En conclusion, si le fonds de stabilisation devait être utilisé, cela impliquerait l’émission de centaines de milliards d’euros d’emprunts d’État de la zone euro, renforçant en cela le surendettement massif de la plupart des pays européens ; dans ce contexte, la BCE va perdre son indépendance, car elle sera sommée d’assurer toujours plus la liquidité des marchés monétaires et financiers ; de fait, elle était déjà dépendante des marchés financiers, maintenant elle le sera des États. Or cette dépendance vis à vis des États ne sera pas mise à profit pour soutenir le financement d’un projet de développement européen, car il n’y a pas de structure institutionnelle de l’Europe qui puisse – par un projet adéquat - développer une telle perspective. Au contraire, la forte conditionnalité du plan renforce la pression sur tous les gouvernements européens pour qu’ils adoptent des plans capables de ramener leurs déficits dans les clous du Pacte de Stabilité d’ici 2014 au plus tard. Cela devrait donc renforcer les pressions déflationnistes s’exerçant sur la zone euro (faible croissance et inflation à moyen terme), De plus, on peut penser que l’euro va, dans les prochains mois, continuer de reculer par rapport au dollar en raison des liquidités injectées par la BCE : les actifs de la BCE vont se dégrader à mesure que la Banque centrale achètera de la dette de mauvaise qualité émises par les États européens.

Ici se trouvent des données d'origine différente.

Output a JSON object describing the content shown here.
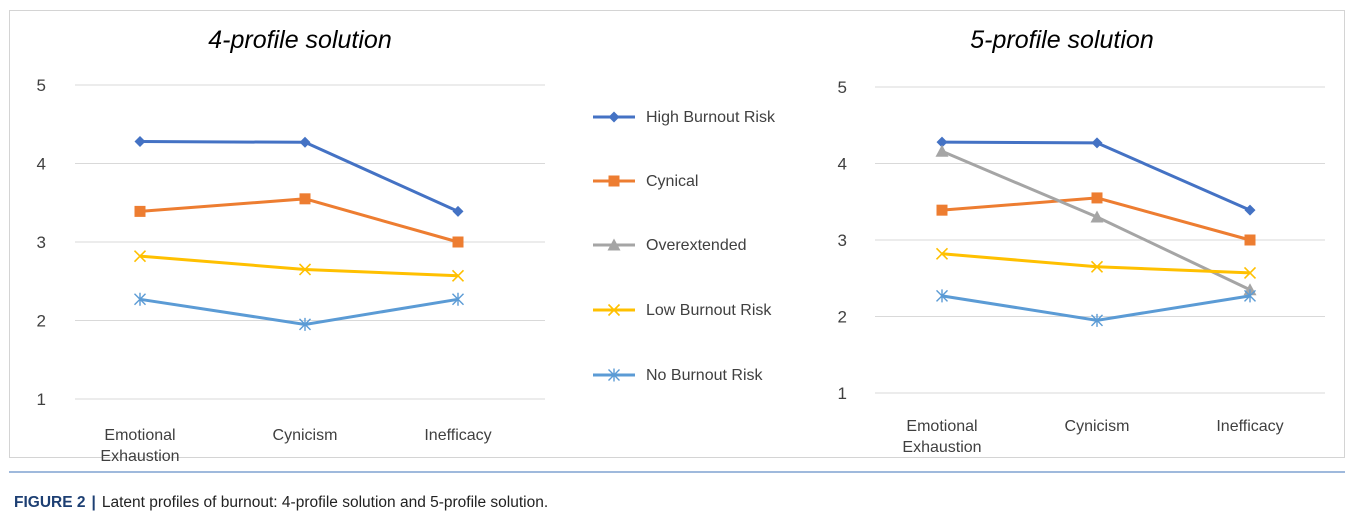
{
  "chart_data": [
    {
      "type": "line",
      "title": "4-profile solution",
      "categories": [
        [
          "Emotional",
          "Exhaustion"
        ],
        [
          "Cynicism"
        ],
        [
          "Inefficacy"
        ]
      ],
      "ylim": [
        1,
        5
      ],
      "yticks": [
        "1",
        "2",
        "3",
        "4",
        "5"
      ],
      "grid": true,
      "series": [
        {
          "name": "High Burnout Risk",
          "color": "#4472c4",
          "marker": "diamond",
          "values": [
            4.28,
            4.27,
            3.39
          ]
        },
        {
          "name": "Cynical",
          "color": "#ed7d31",
          "marker": "square",
          "values": [
            3.39,
            3.55,
            3.0
          ]
        },
        {
          "name": "Low Burnout Risk",
          "color": "#ffc000",
          "marker": "x",
          "values": [
            2.82,
            2.65,
            2.57
          ]
        },
        {
          "name": "No Burnout Risk",
          "color": "#5b9bd5",
          "marker": "star",
          "values": [
            2.27,
            1.95,
            2.27
          ]
        }
      ]
    },
    {
      "type": "line",
      "title": "5-profile solution",
      "categories": [
        [
          "Emotional",
          "Exhaustion"
        ],
        [
          "Cynicism"
        ],
        [
          "Inefficacy"
        ]
      ],
      "ylim": [
        1,
        5
      ],
      "yticks": [
        "1",
        "2",
        "3",
        "4",
        "5"
      ],
      "grid": true,
      "series": [
        {
          "name": "High Burnout Risk",
          "color": "#4472c4",
          "marker": "diamond",
          "values": [
            4.28,
            4.27,
            3.39
          ]
        },
        {
          "name": "Cynical",
          "color": "#ed7d31",
          "marker": "square",
          "values": [
            3.39,
            3.55,
            3.0
          ]
        },
        {
          "name": "Overextended",
          "color": "#a5a5a5",
          "marker": "triangle",
          "values": [
            4.16,
            3.3,
            2.35
          ]
        },
        {
          "name": "Low Burnout Risk",
          "color": "#ffc000",
          "marker": "x",
          "values": [
            2.82,
            2.65,
            2.57
          ]
        },
        {
          "name": "No Burnout Risk",
          "color": "#5b9bd5",
          "marker": "star",
          "values": [
            2.27,
            1.95,
            2.27
          ]
        }
      ]
    }
  ],
  "legend": [
    {
      "name": "High Burnout Risk",
      "color": "#4472c4",
      "marker": "diamond"
    },
    {
      "name": "Cynical",
      "color": "#ed7d31",
      "marker": "square"
    },
    {
      "name": "Overextended",
      "color": "#a5a5a5",
      "marker": "triangle"
    },
    {
      "name": "Low Burnout Risk",
      "color": "#ffc000",
      "marker": "x"
    },
    {
      "name": "No Burnout Risk",
      "color": "#5b9bd5",
      "marker": "star"
    }
  ],
  "caption": {
    "label": "FIGURE 2",
    "separator": "|",
    "text": "Latent profiles of burnout: 4-profile solution and 5-profile solution."
  }
}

Finalement, le plan européen a permis d’acheter du temps, sans que pour autant on perçoive les nouvelles règles du jeu qui pourraient contraindre la finance internationale à rentrer dans les clous de sa mission : le seul financement de l’économie productive, et non pas la financiarisation à outrance des activités humaines et, par suite, le déchainement spéculatif sur les actifs financiers ainsi « libérés ».